A Little Lunch Music, 11/2/2017: AU Faculty Duo Will Perform Nature Inspired Music, Art Songs

On Thursday, November 2 from noon to 1:00 pm, the series will present a free concert in the Grand Gallery by Plains 2, a duo featuring trombonist Matthew Wood and pianist Joshua Pifer. The program will feature music by Marcel-Samuel Rousseau, Norman Bolter, Lawrence Borden, Brad Edwards, Richard Strauss, Ralph Vaughan Williams, and Astor Piazzolla. Thanks to a gift from Bob Ekelund and Mark Thornton and a gift from Anonymous Friends of the Series for helping to make this performance possible.

Click here for the event page from our calendar and more about the performers.

Thursday’s program will include Norman Bolter’s “Arctic Eminations.” It is a musical depiction of sights and sounds from the far north. Pifer said he uses some special piano effects and Wood uses some of the trombone’s extended techniques to mimic sounds from the wintery region. Wood said Bolter used titles like “Aurora Borealis,” “Eskimo Songs,” and “Icebergs and Ice Slides” to describe sections of the piece. “It literally sounds like icebergs crashing down,” said Pifer.

Another piece that translates nature into music is Lawrence L. Borden’s “Conditions of a Solitary Bird.” Pifer said, “It’s basically one big sound effect.” The duo will also play Brad Edwards’ “Blue Wolf,” which Wood said is slower and plaintive at the beginning and end, but has a more rhythmic section in the middle, influenced by jazz and pop music.

Pifer said musical depictions of nature have been a big part of Western cultures for as long as we have records. He said during the Renaissance, a common practice was using word painting, a way to use musical notes and phrases to project the meaning of a word being sung. A simple example would be a rising scale to go along with the word, “climbing” or a sudden low note for the word, “fall.”

It’s musical experimentation, Wood and Pifer agreed. And though it’s still mostly rhythm and melody, when modern composers interpret nature, it can require more than standard techniques for the performers to pull off. As a result, musicians will often approach the music differently than when it’s based on common scales and harmonies.

Wood said when he’s playing standard classical music, the objective is to make it sound like the best recording of the piece he’s heard. But with music like these modern pieces, there’s a different goal, to sound like nature, or at least to get the idea of nature across to the audience.

“You have to really commit and do all the effects,” said Pifer. “It’s kind of just becoming an actor and selling out to the program on stage,” added Wood, who said he tries to think of the imagery from the composer’s instructions while managing the athletic needs of the piece. In Wood’s case that means changing mutes and creating the non-standard trombone sounds required.
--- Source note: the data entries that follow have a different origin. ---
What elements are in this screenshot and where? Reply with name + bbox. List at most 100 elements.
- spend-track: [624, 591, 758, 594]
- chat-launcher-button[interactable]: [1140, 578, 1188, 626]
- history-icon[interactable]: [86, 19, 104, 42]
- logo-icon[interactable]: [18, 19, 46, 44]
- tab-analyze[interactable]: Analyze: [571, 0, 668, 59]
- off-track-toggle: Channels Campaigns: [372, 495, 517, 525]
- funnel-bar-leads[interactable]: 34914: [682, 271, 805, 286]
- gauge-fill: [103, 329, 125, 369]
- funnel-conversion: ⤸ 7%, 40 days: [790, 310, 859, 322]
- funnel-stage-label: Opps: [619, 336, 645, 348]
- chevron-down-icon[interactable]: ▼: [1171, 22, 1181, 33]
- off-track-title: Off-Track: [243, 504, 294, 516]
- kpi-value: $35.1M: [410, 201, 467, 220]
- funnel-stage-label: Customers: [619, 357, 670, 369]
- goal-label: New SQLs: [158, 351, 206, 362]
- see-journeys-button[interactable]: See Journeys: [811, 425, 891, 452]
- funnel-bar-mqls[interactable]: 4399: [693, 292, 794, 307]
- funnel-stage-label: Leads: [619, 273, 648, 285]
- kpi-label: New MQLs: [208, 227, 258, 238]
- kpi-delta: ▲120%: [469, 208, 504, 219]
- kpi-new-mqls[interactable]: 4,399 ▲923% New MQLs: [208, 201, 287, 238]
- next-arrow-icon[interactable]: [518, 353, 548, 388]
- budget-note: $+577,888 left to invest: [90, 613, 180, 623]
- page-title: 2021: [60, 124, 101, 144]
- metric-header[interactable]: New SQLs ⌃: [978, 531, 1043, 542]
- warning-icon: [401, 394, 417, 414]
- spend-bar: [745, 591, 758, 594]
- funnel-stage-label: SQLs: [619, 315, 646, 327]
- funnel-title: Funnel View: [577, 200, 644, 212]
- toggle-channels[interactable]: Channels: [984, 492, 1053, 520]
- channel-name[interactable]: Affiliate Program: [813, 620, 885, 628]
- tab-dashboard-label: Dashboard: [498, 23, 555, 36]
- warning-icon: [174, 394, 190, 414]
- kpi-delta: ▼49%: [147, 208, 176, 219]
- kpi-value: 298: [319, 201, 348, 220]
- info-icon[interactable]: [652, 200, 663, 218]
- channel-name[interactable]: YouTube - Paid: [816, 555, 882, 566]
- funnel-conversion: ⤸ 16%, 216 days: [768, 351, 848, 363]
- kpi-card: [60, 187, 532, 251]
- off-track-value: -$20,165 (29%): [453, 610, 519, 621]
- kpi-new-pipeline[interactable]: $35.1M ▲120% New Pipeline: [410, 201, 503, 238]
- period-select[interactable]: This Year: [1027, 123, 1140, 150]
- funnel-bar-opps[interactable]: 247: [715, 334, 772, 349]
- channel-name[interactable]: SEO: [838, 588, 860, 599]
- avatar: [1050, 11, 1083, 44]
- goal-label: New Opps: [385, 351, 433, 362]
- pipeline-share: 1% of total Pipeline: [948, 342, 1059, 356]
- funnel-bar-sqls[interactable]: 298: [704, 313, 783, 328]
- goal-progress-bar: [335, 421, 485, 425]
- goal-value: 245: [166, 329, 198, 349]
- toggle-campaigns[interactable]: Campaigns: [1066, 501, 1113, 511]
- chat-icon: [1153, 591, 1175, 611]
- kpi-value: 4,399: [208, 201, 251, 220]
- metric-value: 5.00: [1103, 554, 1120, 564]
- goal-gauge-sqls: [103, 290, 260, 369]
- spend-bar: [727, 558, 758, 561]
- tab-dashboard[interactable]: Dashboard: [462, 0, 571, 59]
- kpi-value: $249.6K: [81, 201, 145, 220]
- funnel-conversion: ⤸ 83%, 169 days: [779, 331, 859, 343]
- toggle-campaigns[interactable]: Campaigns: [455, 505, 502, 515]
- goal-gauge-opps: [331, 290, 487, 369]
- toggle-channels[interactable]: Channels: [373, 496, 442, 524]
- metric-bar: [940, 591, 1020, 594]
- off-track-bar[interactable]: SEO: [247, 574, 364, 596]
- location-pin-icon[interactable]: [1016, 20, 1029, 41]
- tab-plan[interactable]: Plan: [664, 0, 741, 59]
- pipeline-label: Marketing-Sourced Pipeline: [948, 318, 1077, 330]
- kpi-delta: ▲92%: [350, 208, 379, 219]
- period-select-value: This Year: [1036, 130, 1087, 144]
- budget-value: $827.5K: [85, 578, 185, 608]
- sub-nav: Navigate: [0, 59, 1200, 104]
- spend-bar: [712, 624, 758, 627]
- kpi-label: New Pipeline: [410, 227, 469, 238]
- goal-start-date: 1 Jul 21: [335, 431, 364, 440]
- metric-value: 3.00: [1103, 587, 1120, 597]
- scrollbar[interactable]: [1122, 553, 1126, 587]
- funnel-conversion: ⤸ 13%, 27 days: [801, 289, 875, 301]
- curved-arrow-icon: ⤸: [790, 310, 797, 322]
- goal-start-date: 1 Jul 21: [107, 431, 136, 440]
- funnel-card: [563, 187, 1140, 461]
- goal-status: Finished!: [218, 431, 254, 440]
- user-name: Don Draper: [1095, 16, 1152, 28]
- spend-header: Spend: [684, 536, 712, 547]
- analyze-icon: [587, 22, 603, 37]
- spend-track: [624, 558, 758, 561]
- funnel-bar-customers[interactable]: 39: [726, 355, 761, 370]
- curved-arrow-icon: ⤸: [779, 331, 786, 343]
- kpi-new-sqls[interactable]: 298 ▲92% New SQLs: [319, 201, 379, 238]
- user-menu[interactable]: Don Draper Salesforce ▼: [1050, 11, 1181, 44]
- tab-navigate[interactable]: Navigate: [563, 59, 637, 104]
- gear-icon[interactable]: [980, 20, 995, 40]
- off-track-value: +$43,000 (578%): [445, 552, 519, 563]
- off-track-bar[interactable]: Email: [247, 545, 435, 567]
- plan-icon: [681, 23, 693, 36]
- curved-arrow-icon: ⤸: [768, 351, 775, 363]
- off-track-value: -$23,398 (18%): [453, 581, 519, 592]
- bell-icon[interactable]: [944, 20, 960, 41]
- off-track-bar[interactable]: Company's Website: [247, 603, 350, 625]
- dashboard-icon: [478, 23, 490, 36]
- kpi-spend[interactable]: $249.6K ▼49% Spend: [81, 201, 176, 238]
Pifer said he spends a lot more time studying the scores of these kinds of modern pieces than when the music follows more closely to convention. He said it’s like figuring out a puzzle, with clues in the composer’s notes. “Any kind of help the composer can give is like a road map,” he said.

Music that tells a story or that attempts to create sounds and scenes from nature is often called programmatic music. Thursday, the duo will also play more standard types of music, but they say it often becomes programmatic. “We have to kind of create the imagery,” said Pifer.

For instance, Marcel Samuel-Rousseau’s “Piece Concertante,” which the duo will perform Thursday, is in three sections. To the performers, the second part is lyrical and suggests a kind of love song, while the third is similar to the first, suggesting a return of joy.

Plains 2 will play transcriptions of art songs by Richard Strauss and by Ralph Vaughan Williams. Both composers lived around the turn of the 20th century. Wood said Strauss’ “Allerseelen” is a favorite. He said the melodic writing is excellent, even citing a couple of intervals that make the melody effective in an emotional way.

Pifer said he fell in love with Wood’s lyric trombone tone. “I love playing those songs with Matt,” said Pifer.

Thursday’s program will also include tangos by Argentinian composer Astor Piazolla, two for solo piano and two for the duo.